New polling from the pro-life Susan B. Anthony List shows a vast majority of Floridians oppose late-term abortions. That includes a majority of those who self-describe as “pro-choice.”
The data comes as the conservative group gets into the Tallahassee lobbying game. The organization will promote the Florida Pain-Capable Unborn Child Protection Act during the Legislative session this year.
Certainly, a new poll commissioned from The Tarrance Group will provide them with a some serious talking points. The survey found 76 percent of Florida voters support prohibiting late-term abortions, compared to 24 percent who support allowing the procedure.
Ban backers include a majority of Republicans (87 percent), independents (75 percent) and Democrats (64 percent)
And it found similar breakdowns among men and women. In fact, 77 percent of female voters favor barring late-term abortions, compared to 74 percent of male respondents.
Perhaps most notable, 53 percent of those who classify themselves as “pro-choice” still draw the line with late-term abortions.
The data also hits the capitol as Republican leaders seek to set Florida apart from controversial abortion policies passed in New York and Virginia.

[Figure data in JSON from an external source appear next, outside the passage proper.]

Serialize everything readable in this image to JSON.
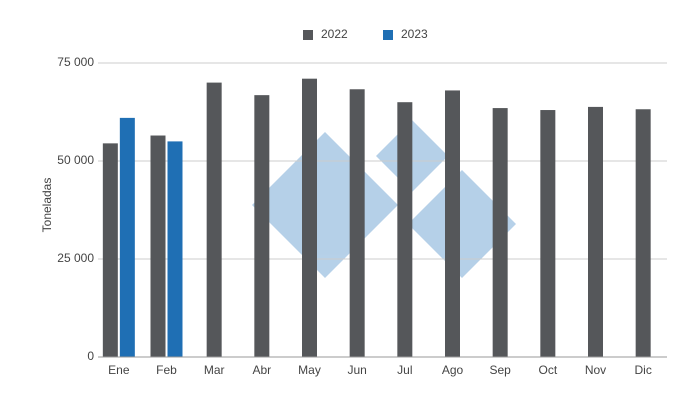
{
  "chart_data": {
    "type": "bar",
    "y_label": "Toneladas",
    "categories": [
      "Ene",
      "Feb",
      "Mar",
      "Abr",
      "May",
      "Jun",
      "Jul",
      "Ago",
      "Sep",
      "Oct",
      "Nov",
      "Dic"
    ],
    "series": [
      {
        "name": "2022",
        "color": "#55575a",
        "values": [
          54500,
          56500,
          70000,
          66800,
          71000,
          68300,
          65000,
          68000,
          63500,
          63000,
          63800,
          63200
        ]
      },
      {
        "name": "2023",
        "color": "#1f6fb4",
        "values": [
          61000,
          55000,
          null,
          null,
          null,
          null,
          null,
          null,
          null,
          null,
          null,
          null
        ]
      }
    ],
    "ylim": [
      0,
      75000
    ],
    "yticks": [
      0,
      {
        "value": 25000,
        "label": "25 000"
      },
      {
        "value": 50000,
        "label": "50 000"
      },
      {
        "value": 75000,
        "label": "75 000"
      }
    ],
    "grid": true,
    "legend": "top"
  }
}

New York Gov. Andrew Cuomo signed a bill into law earlier this year allowing abortions from 24 weeks until birth if a mother’s health is at risk. Virginia officials also considered a similar bill decried by critics as “infanticide.”

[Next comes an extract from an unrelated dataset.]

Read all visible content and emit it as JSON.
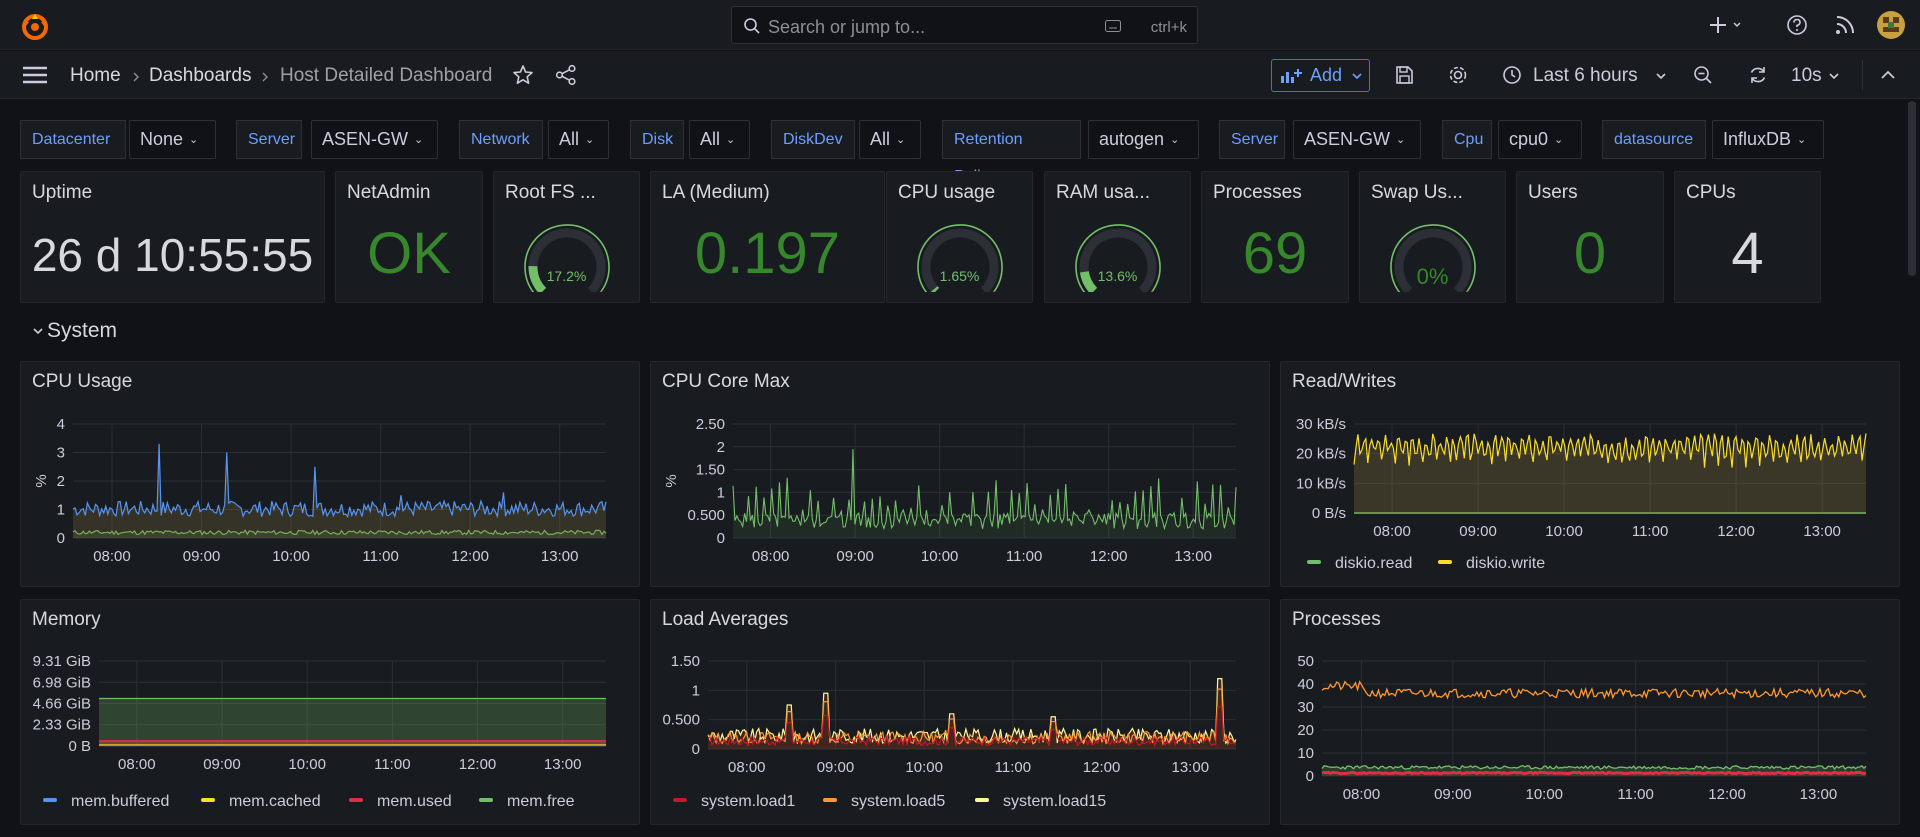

Florida Gov. Ron DeSantis mentioned both those states in his first State of the State address last week. “We will not allow such things to happen here in Florida,” he said.
Mallory Quigley of Susan B. Anthony List said the poll comes as the national organization teams up with John Stemberger and the Florida Family Policy Council to advance pro-life legislation in Florida
The group also measured support on it’s other big issue, parental consent.
The survey found 73 percent of Florida voters support requiring a minor girl get parental consent before undergoing an abortion. That again includes a majority of Republicans (87 percent), Democrats (60 percent) and independents (70 percent).
Pro-choice voters broke 58 percent in favor of such a rule.
The Tarrance Group survey tallied responses from 500 Florida registered voters reached between Feb. 25 and 27. Pollsters report a margin of error of 4.5 percent.